I can't see where the issue is coming from since if I look at a cube (netCDF4 Dataset) before and after extract time, it looks the same from netCDF4's point of view:

<class 'netCDF4._netCDF4.Variable'>
float32 ta(time, plev, lat, lon)
    standard_name: air_temperature
    long_name: Air Temperature
    units: K
    cell_methods: time: mean (interval: 1 month)
unlimited dimensions: 
current shape = (1095, 2, 3, 2)
filling on, default _FillValue of 9.969209968386869e+36 used

<class 'netCDF4._netCDF4.Variable'>
float32 ta(time, plev, lat, lon)
    standard_name: air_temperature
    long_name: Air Temperature
    units: K
    cell_methods: time: mean (interval: 1 month)
unlimited dimensions: 
current shape = (62, 2, 3, 2)
filling on, default _FillValue of 9.969209968386869e+36 used

so this means iris is missing something it needs

valeriupredoi · 2024-08-07T17:21:57Z

the code above, edited for the last cube in the list:

import cf_units
import iris
import numpy as np
import pytest

from esmvalcore.preprocessor import extract_time

esmvaltool_sample_data = pytest.importorskip("esmvaltool_sample_data")
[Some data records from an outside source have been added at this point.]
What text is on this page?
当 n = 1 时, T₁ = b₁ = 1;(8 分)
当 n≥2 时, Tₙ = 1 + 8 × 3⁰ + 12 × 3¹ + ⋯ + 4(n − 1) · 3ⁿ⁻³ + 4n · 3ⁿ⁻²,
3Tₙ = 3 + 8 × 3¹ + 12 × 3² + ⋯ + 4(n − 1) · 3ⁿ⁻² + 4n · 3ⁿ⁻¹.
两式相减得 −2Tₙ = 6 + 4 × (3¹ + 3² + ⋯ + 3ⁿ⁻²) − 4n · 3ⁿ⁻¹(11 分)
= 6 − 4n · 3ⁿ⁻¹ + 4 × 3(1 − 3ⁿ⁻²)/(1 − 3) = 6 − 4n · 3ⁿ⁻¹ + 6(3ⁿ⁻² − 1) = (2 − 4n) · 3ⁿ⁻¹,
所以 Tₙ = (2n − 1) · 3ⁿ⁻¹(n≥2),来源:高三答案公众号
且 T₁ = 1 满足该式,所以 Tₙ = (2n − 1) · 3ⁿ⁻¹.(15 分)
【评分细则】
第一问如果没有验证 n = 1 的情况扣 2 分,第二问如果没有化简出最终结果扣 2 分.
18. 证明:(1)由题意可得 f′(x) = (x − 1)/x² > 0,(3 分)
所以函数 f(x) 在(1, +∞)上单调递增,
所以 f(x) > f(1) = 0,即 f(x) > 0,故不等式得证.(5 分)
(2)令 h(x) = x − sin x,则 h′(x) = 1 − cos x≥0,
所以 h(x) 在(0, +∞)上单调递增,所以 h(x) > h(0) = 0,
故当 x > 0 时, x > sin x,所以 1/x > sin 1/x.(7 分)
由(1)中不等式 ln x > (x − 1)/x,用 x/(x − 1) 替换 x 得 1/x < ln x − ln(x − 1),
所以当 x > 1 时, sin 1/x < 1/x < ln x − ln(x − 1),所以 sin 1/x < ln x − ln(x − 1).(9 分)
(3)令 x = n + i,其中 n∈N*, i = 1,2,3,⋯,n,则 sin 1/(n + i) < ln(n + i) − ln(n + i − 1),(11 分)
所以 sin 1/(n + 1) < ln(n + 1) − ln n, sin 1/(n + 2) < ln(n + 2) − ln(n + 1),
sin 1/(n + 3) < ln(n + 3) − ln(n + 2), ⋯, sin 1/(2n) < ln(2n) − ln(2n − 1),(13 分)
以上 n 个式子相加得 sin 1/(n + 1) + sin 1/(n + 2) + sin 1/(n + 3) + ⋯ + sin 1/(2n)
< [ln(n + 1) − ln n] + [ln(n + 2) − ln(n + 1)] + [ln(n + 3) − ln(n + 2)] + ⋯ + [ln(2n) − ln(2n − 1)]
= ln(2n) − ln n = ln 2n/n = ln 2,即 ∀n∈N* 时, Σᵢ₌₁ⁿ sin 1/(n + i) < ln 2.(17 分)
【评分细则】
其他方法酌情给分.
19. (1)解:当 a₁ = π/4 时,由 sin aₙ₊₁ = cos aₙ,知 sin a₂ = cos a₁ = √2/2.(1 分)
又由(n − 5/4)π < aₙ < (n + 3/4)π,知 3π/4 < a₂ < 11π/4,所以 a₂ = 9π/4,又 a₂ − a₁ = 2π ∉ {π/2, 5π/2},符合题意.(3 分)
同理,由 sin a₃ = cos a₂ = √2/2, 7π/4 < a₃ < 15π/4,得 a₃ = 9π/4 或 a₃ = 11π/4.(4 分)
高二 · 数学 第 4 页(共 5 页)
cubes = esmvaltool_sample_data.load_timeseries_cubes(mip_table='day')
c0 = cubes[0]
time_slice = {'start_year': 2001, 'end_year': 2002, 'start_month': 12, 'end_month': 2, 'start_day': 1, 'end_day': 1}
cube = cubes[-1]
cubes = extract_time(cube, **time_slice)

regrid_kwargs = {
    'grid': c0,
    'scheme': iris.analysis.Nearest(),
}

reg_cub = cube.regrid(**regrid_kwargs)
print(np.mean(reg_cub.data))

returns a valid numerical result - my brain is currently fried from trying to understand wth is going on in here, so am just gonna call it a day, for now.

valeriupredoi · 2024-08-08T13:48:25Z

OK got the bugger (almost)! It proves out if one constructs a list of cubes, then the bug creeps in:

import cf_units
import iris
import numpy as np
import pytest

from esmvalcore.preprocessor import extract_time

esmvaltool_sample_data = pytest.importorskip("esmvaltool_sample_data")

cubes = esmvaltool_sample_data.load_timeseries_cubes(mip_table='day')
c0 = cubes[0]
time_slice = {'start_year': 2001, 'end_year': 2002, 'start_month': 12, 'end_month': 2, 'start_day': 1, 'end_day': 1}
cubes = [cubes[-1]]
cubes = [extract_time(cube, **time_slice) for cube in cubes]

regrid_kwargs = {
    'grid': c0,
    'scheme': iris.analysis.Nearest(),
}

for cube in cubes:
    reg_cub = cube.regrid(**regrid_kwargs)
    print(np.mean(reg_cub.data))

this will make the output from regrid to contain 1e36s instead of masked values for them!

valeriupredoi · 2024-08-08T13:51:01Z

even simpler:

import cf_units
import iris
import numpy as np
import pytest

from esmvalcore.preprocessor import extract_time

esmvaltool_sample_data = pytest.importorskip("esmvaltool_sample_data")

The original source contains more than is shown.